Wednesday, June 14, 2017

Compass South by Hope Larson and Rebecca Mock

Everybody's got to eat. And if you want to make a career out of creative work, you're probably going to find yourself, more and more, telling stories that people want to hear. That's not a bad thing -- people are your customers and audience, and most creative folks want both of them -- but it does mean that early idiosyncratic work tends to smooth into more genre-identified work as a creator matures and lives and wants to stop eating ramen noodles every single day.

Maybe that's why Hope Larson moved from the near-allegory Salamander Dream and dreamlike Gray Horses to the more conventionally genre Mercury and Chiggers, and followed those up with writing a script for the adventure-story Compass South, first of a series. (In comics in particular, there's a tendency for cartoonists to turn into writers over time, since a person can generally get done more units of writing-work (than art-work) in the same amount of time.)
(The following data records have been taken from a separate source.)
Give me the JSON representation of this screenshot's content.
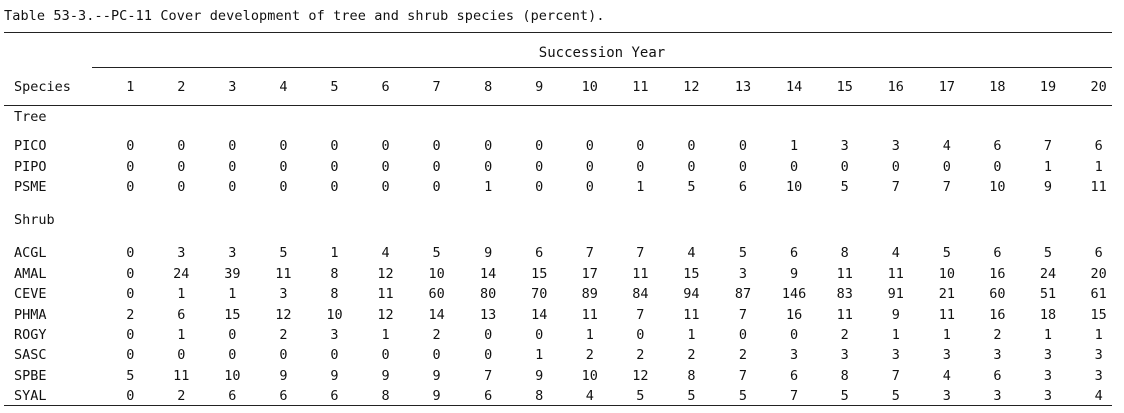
{
  "title": "Table 53-3.--PC-11 Cover development of tree and shrub species (percent).",
  "span_header": "Succession Year",
  "species_header": "Species",
  "years": [
    "1",
    "2",
    "3",
    "4",
    "5",
    "6",
    "7",
    "8",
    "9",
    "10",
    "11",
    "12",
    "13",
    "14",
    "15",
    "16",
    "17",
    "18",
    "19",
    "20"
  ],
  "sections": [
    {
      "label": "Tree",
      "rows": [
        {
          "species": "PICO",
          "values": [
            "0",
            "0",
            "0",
            "0",
            "0",
            "0",
            "0",
            "0",
            "0",
            "0",
            "0",
            "0",
            "0",
            "1",
            "3",
            "3",
            "4",
            "6",
            "7",
            "6"
          ]
        },
        {
          "species": "PIPO",
          "values": [
            "0",
            "0",
            "0",
            "0",
            "0",
            "0",
            "0",
            "0",
            "0",
            "0",
            "0",
            "0",
            "0",
            "0",
            "0",
            "0",
            "0",
            "0",
            "1",
            "1"
          ]
        },
        {
          "species": "PSME",
          "values": [
            "0",
            "0",
            "0",
            "0",
            "0",
            "0",
            "0",
            "1",
            "0",
            "0",
            "1",
            "5",
            "6",
            "10",
            "5",
            "7",
            "7",
            "10",
            "9",
            "11"
          ]
        }
      ]
    },
    {
      "label": "Shrub",
      "rows": [
        {
          "species": "ACGL",
          "values": [
            "0",
            "3",
            "3",
            "5",
            "1",
            "4",
            "5",
            "9",
            "6",
            "7",
            "7",
            "4",
            "5",
            "6",
            "8",
            "4",
            "5",
            "6",
            "5",
            "6"
          ]
        },
        {
          "species": "AMAL",
          "values": [
            "0",
            "24",
            "39",
            "11",
            "8",
            "12",
            "10",
            "14",
            "15",
            "17",
            "11",
            "15",
            "3",
            "9",
            "11",
            "11",
            "10",
            "16",
            "24",
            "20"
          ]
        },
        {
          "species": "CEVE",
          "values": [
            "0",
            "1",
            "1",
            "3",
            "8",
            "11",
            "60",
            "80",
            "70",
            "89",
            "84",
            "94",
            "87",
            "146",
            "83",
            "91",
            "21",
            "60",
            "51",
            "61"
          ]
        },
        {
          "species": "PHMA",
          "values": [
            "2",
            "6",
            "15",
            "12",
            "10",
            "12",
            "14",
            "13",
            "14",
            "11",
            "7",
            "11",
            "7",
            "16",
            "11",
            "9",
            "11",
            "16",
            "18",
            "15"
          ]
        },
        {
          "species": "ROGY",
          "values": [
            "0",
            "1",
            "0",
            "2",
            "3",
            "1",
            "2",
            "0",
            "0",
            "1",
            "0",
            "1",
            "0",
            "0",
            "2",
            "1",
            "1",
            "2",
            "1",
            "1"
          ]
        },
        {
          "species": "SASC",
          "values": [
            "0",
            "0",
            "0",
            "0",
            "0",
            "0",
            "0",
            "0",
            "1",
            "2",
            "2",
            "2",
            "2",
            "3",
            "3",
            "3",
            "3",
            "3",
            "3",
            "3"
          ]
        },
        {
          "species": "SPBE",
          "values": [
            "5",
            "11",
            "10",
            "9",
            "9",
            "9",
            "9",
            "7",
            "9",
            "10",
            "12",
            "8",
            "7",
            "6",
            "8",
            "7",
            "4",
            "6",
            "3",
            "3"
          ]
        },
        {
          "species": "SYAL",
          "values": [
            "0",
            "2",
            "6",
            "6",
            "6",
            "8",
            "9",
            "6",
            "8",
            "4",
            "5",
            "5",
            "5",
            "7",
            "5",
            "5",
            "3",
            "3",
            "3",
            "4"
          ]
        }
      ]
    }
  ]
}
Compass South is an adventure story for younger readers, in which red-headed twins (and orphans, more or less) Alexander and Cleopatra start off as petty criminals in 1860 New York and go on to get involved with pirates, secret treasure, and another set of red-headed twins of a similar age on their way to San Francisco, where they hope to pose as the long-lost redheaded twin sons of a rich man.

It's a genre exercise, but a good one -- Cleo dresses as a boy, of course, and there are swordfights and chases through jungles, long-lost mysteries and potential new love. Alex and Cleo get separated, as they must, and mix with the other team of would-be fake San Francisco heirs, each becoming friendly with the ones they're thrown in with, and somewhat making common cause as young poor redheads all alone in the world.

And I expect those young readers will like this better -- most of them, anyway, that vast conventional audience -- than Salamander Dream or Gray Horses. It's a fine book, exciting and fast-moving and colorful and gung-ho. If I didn't like it quite as much, well, you have to remember that I'm not a redheaded young person.